MJ and I will participate in two upcoming event to celebrate publication of To Oldly Go.

  • On Sunday, February 21, 2016 , from 12  to 2 pm, we’ll appear on the radio program Lilycat on Stuff  on FCC Radio. We’ll talk with host Lilycat about travel, writing, and the new anthology. Lilycat is broadcasting from Studio 1-A. You can use this link to listen live. If you can’t tune in on Sunday, you can catch up with the podcast here.

 

  • On Thursday evening, March 3, Left Coast Writers will celebrate publication of the new anthology with a  book launch party at Book Passage’s San Francisco Store, 1 Ferry Building, San Francisco, CA 94111. Phone: (415) 835-1020. Start time is 6 pm.

There’ll be wine, international-themed snacks (including chocolate, of course!), prize drawings (could a Cuban cigar be involved?), music, and other surprises. MJ and Anne will read selections from their own stories and those of esteemed writers like Hilary Bradt, Colin Thubron, and Devla Murphy.

The party is free and open to the public, so come and bring your friends.

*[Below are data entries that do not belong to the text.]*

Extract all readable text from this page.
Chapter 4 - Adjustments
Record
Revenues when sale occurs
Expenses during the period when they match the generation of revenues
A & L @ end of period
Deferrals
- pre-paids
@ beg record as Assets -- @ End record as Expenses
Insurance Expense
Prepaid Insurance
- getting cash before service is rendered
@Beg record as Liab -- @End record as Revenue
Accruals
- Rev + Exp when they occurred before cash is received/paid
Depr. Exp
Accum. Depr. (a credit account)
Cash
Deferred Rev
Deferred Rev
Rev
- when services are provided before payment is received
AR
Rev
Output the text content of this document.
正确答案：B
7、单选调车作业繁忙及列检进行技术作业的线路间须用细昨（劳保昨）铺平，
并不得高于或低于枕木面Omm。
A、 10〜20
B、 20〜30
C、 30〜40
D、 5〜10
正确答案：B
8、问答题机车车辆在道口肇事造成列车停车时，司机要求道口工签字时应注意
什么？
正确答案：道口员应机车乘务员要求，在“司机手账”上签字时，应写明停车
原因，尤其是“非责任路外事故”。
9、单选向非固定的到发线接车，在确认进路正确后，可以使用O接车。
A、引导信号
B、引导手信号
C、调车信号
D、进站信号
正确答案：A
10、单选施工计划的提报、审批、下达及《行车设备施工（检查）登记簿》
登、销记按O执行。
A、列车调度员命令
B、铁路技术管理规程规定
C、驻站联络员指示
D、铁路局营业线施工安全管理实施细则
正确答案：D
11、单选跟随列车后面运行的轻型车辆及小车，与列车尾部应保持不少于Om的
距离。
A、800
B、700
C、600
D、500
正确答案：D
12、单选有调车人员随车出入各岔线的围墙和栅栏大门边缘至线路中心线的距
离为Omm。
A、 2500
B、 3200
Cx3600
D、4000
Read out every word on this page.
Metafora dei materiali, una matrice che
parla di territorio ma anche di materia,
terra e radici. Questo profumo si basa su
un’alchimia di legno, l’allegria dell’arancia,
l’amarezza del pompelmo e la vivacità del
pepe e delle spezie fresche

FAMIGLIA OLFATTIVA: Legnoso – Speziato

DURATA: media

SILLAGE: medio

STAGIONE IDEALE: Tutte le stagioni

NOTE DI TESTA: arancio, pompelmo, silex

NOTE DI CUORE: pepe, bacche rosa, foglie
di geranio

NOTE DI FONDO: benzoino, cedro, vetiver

It’s an easy walk from Embarcadero BART or the parking lot directly across the street (Ace Parking Washington at Embarcadero).

Hope to see you there.

 

 

Celebrate the Holidays in Parisian Style this Thursday, Deceber 12, at Alliance Francaise

Eiffel Tower in Winter
America is my country and Paris is my hometown.
Gertrude Stein

Alliance Francaise and the Wanderland Writers will ring in the holidays in style this Thursday, December 12, with une fête de Noël and readings from the new travel anthology Wandering in Paris: Luminaries and Love in the City of Light.

It will be a spirited evening of music, cocktails, hors d’oeuvres, door prizes, and readings. Please join us—the event is free and open to the public.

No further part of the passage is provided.